Decided March 5,1997 Reconsideration denied March 31,1997 Howard & Whatley, Thomas G. Whatley, Jr., for appellant. B. T. Edmonds, Jr., for appellee.

In making the determination that Arline’s carpal tunnel syndrome and nerve compression existed at the same time he sustained the injury to his fingers, but simply was not diagnosed as such until 1994, the superior court substituted itself as factfinder, which is prohibited. OCGA § 34-9-105 (c) and (d). See Fox v. Liberty Mut. Ins. Co., 125 Ga. App. 285, 288 (187 SE2d 305) (1972); Travelers Ins. Co. v. Purcell, 152 Ga. App. 279 (1) (262 SE2d 566) (1979); Wesleyan College, supra. The scope of the superior court’s jurisdiction is limited by OCGA § 34-9-105. “On appeal, a finding of fact made by the [Appellate Division] when supported by any evidence, is conclusive and binding on the superior court as well as this court. Neither we nor the superior court have any authority to set aside an award based on supported findings of fact merely because we might disagree with the conclusions reached therein.” Wesleyan College, supra. This rule was not changed by the 1994 amendment to OCGA § 34-9-103, which became effective before the ALJ hearing in this case. Ga. L. 1994, p. 887, § 8.

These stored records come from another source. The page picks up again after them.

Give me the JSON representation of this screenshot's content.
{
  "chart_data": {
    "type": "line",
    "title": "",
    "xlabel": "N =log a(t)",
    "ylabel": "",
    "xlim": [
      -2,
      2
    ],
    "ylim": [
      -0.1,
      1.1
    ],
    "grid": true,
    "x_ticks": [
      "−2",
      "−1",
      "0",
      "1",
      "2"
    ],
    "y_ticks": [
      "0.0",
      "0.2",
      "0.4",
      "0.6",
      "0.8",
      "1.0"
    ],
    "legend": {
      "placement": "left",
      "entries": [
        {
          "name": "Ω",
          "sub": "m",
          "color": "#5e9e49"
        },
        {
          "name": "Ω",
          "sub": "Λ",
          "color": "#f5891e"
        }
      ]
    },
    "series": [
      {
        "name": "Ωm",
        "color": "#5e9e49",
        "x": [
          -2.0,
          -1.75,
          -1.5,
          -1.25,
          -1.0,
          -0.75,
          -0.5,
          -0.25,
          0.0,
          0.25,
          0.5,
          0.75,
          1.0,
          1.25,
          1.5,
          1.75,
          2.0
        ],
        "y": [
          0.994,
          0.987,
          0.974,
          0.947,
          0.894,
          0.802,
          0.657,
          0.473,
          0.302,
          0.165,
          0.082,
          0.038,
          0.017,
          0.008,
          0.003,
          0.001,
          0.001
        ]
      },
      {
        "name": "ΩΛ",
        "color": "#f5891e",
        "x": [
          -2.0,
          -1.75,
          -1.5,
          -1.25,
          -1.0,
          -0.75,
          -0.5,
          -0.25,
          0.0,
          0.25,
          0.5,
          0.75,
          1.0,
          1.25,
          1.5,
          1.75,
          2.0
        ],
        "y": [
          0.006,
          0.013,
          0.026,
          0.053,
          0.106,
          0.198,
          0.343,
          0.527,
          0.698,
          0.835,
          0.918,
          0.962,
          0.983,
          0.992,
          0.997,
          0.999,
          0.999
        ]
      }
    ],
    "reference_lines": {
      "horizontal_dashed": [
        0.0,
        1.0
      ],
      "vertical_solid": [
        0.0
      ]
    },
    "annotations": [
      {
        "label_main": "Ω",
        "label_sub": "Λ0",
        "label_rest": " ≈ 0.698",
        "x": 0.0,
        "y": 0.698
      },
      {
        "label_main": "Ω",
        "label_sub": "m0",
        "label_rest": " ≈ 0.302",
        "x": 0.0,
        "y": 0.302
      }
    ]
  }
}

2. The employee’s claim for increased permanent partial disability rating, decision on which was reserved by the ALJ and the Appellate Division, is also foreclosed by the statute of limitation. Although the current version of OCGA § 34-9-104 (b) permits claims for benefits under OCGA § 34-9-263 (“compensation for permanent partial disability”) to be filed “not more than four years from the date the last payment of income benefits pursuant to Code Section 34-9-261 or 34-9-262 was actually made . . . ,” the pre-1990 version of OCGA § 34-9-104 (b), which provides for a two-year limitations period for claims under § 34-9-263, is applicable to this case since the injury occurred in 1987. The superior court erred in remanding the case for this purpose.

Judgment reversed.

Birdsong, P. J., and Blackburn, J., concur.